Before the pandemic, Seattle-based Snapbar, which created custom selfie stations and photo booths for events, was the kind of company that did business over the phone and in person. Its staff members in five cities would set up “luxe photo booths” at events like weddings and charitable galas. Snapbar also shipped “selfie stands” — easy-to-set-up photo booths that use an LED light and an iPad — for use at sporting and corporate events. At the start of 2020, the eight-year-old company was on track to more than double its 2019 revenue, which was $3.2 million.
But by mid-March, Snapbar had lost all its business, and operating remotely was not an option. During a night of panicked insomnia, Sam Eitzen, its co-founder and chief executive, came up with 50 ideas for “pivots, changes, adaptations and reinventions.” Eventually he and his brother and co-founder, Joe Eitzen, settled on Keep Your City Smiling, a direct-to-consumer site that would sell gift boxes filled with items from local small businesses in a particular city. “We didn’t rebrand ourselves or shut down Snapbar, we just built something new,” Sam Eitzen said.

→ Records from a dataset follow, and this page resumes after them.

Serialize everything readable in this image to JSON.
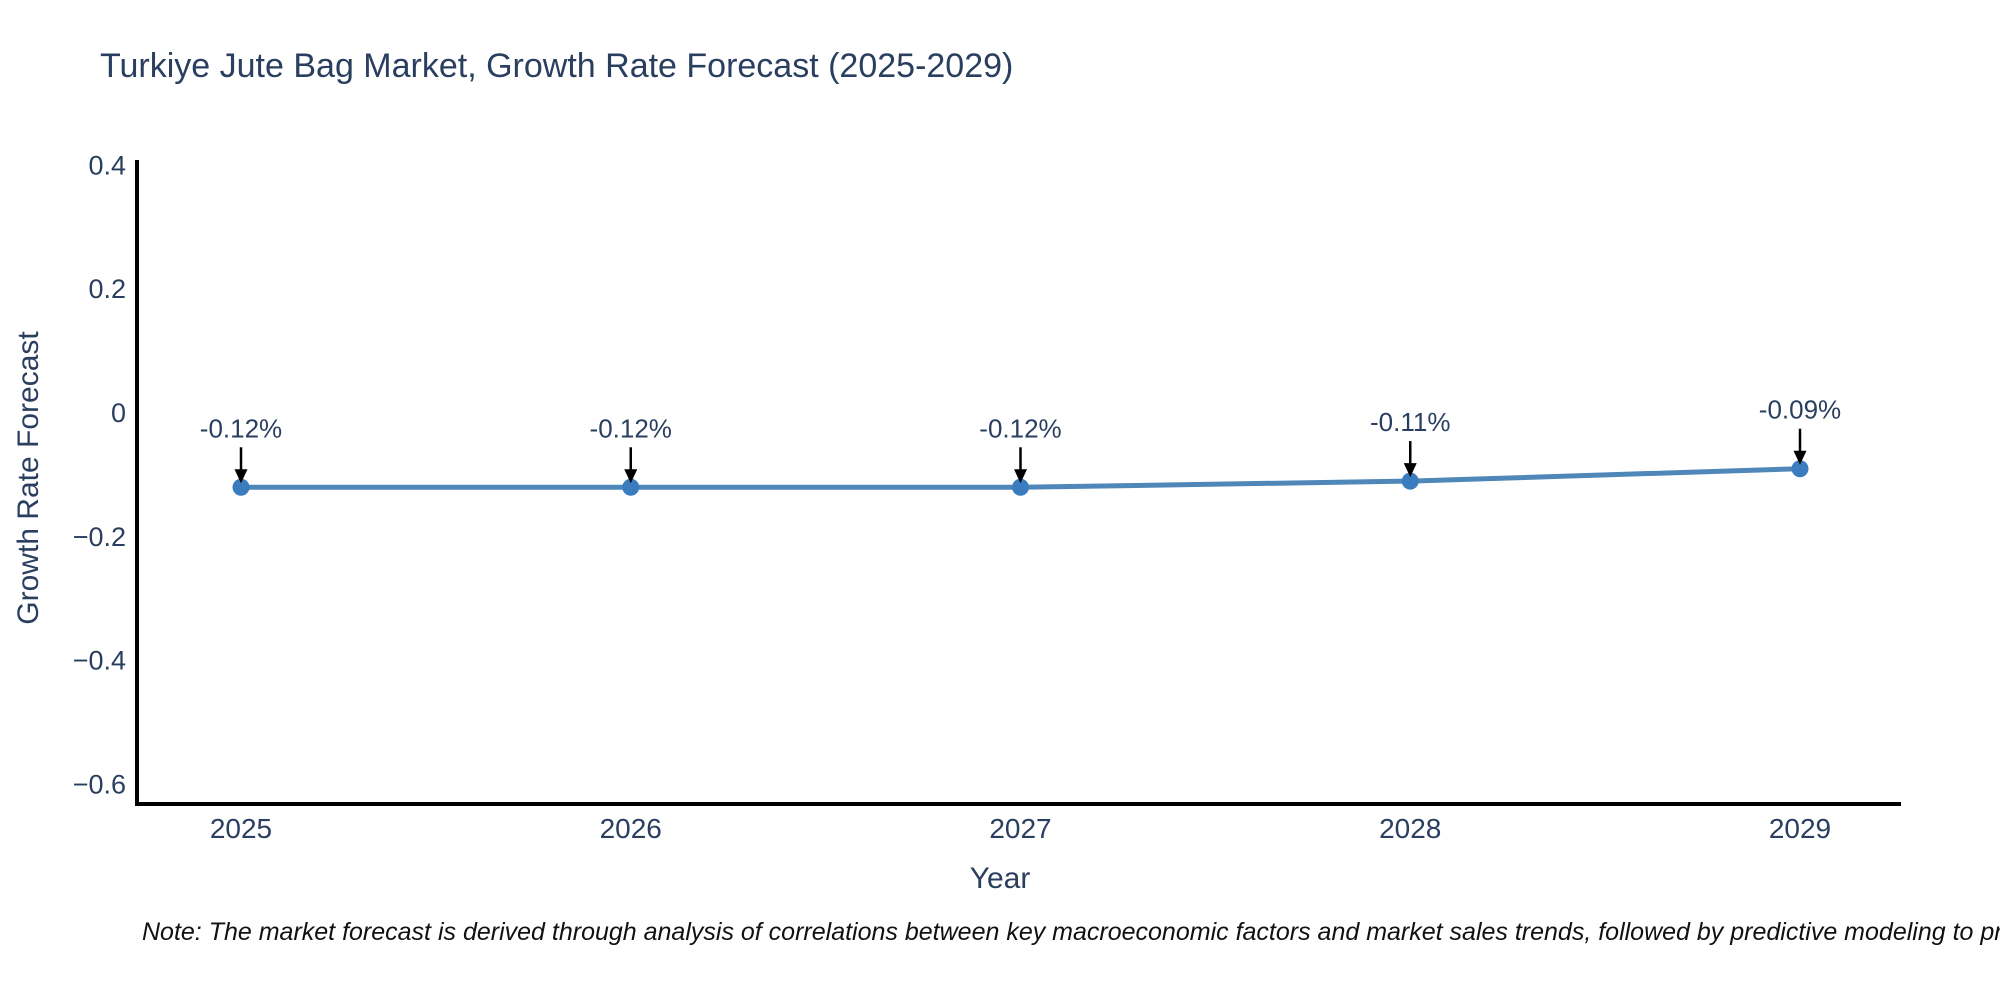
{
  "chart_data": {
    "type": "line",
    "title": "Turkiye Jute Bag Market, Growth Rate Forecast (2025-2029)",
    "xlabel": "Year",
    "ylabel": "Growth Rate Forecast",
    "x": [
      2025,
      2026,
      2027,
      2028,
      2029
    ],
    "values": [
      -0.12,
      -0.12,
      -0.12,
      -0.11,
      -0.09
    ],
    "point_labels": [
      "-0.12%",
      "-0.12%",
      "-0.12%",
      "-0.11%",
      "-0.09%"
    ],
    "xtick_labels": [
      "2025",
      "2026",
      "2027",
      "2028",
      "2029"
    ],
    "ytick_values": [
      0.4,
      0.2,
      0,
      -0.2,
      -0.4,
      -0.6
    ],
    "ytick_labels": [
      "0.4",
      "0.2",
      "0",
      "−0.2",
      "−0.4",
      "−0.6"
    ],
    "ylim": [
      -0.63,
      0.41
    ],
    "grid": "off",
    "legend": "none",
    "colors": {
      "line": "#4e87b8",
      "marker": "#3b7cbe",
      "axis": "#000000",
      "text": "#2a3f5f",
      "arrow": "#000000",
      "background": "#ffffff"
    }
  },
  "note": {
    "text": "Note: The market forecast is derived through analysis of correlations between key macroeconomic factors and market sales trends, followed by predictive modeling to project future sa"
  }
}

In its first three months, Keep Your City Smiling earned $500,000 in revenue, with 50 to 60 percent going back to the small businesses whose products were included in each box. But as the pandemic wore on, orders plummeted and Mr. Eitzen shifted its focus again, this time from consumer to corporate gift giving. That enabled Keep Your City Smiling to stay afloat, but it did not generate enough revenue to sustain Snapbar.
During this period, however, Snapbar’s director of engineering had been intensely working on developing a product he believed could save the company: a virtual photo booth. “Most corporate virtual events feel like lectures or webinars,” Sam Eitzen said. “We create a custom-designed and branded photo booth that lives in a link on the event’s site. So an attendee is still consuming information, but they can also engage in another way, taking a selfie at the event and posting it on Instagram.”
This pivot transformed Snapbar into a tech company. The virtual photo booth is now the fastest-growing product it has ever had. And revenue — after the company nearly went under — is projected to be $2 million this year.
“My brother and I really struggled with this big question,” Sam Eitzen said. “After eight years of working so hard, is it better for us to put all of our savings on the line again? Or do we cut our losses and let the team go? But we really love the people we work with. And that’s why we stayed in it.”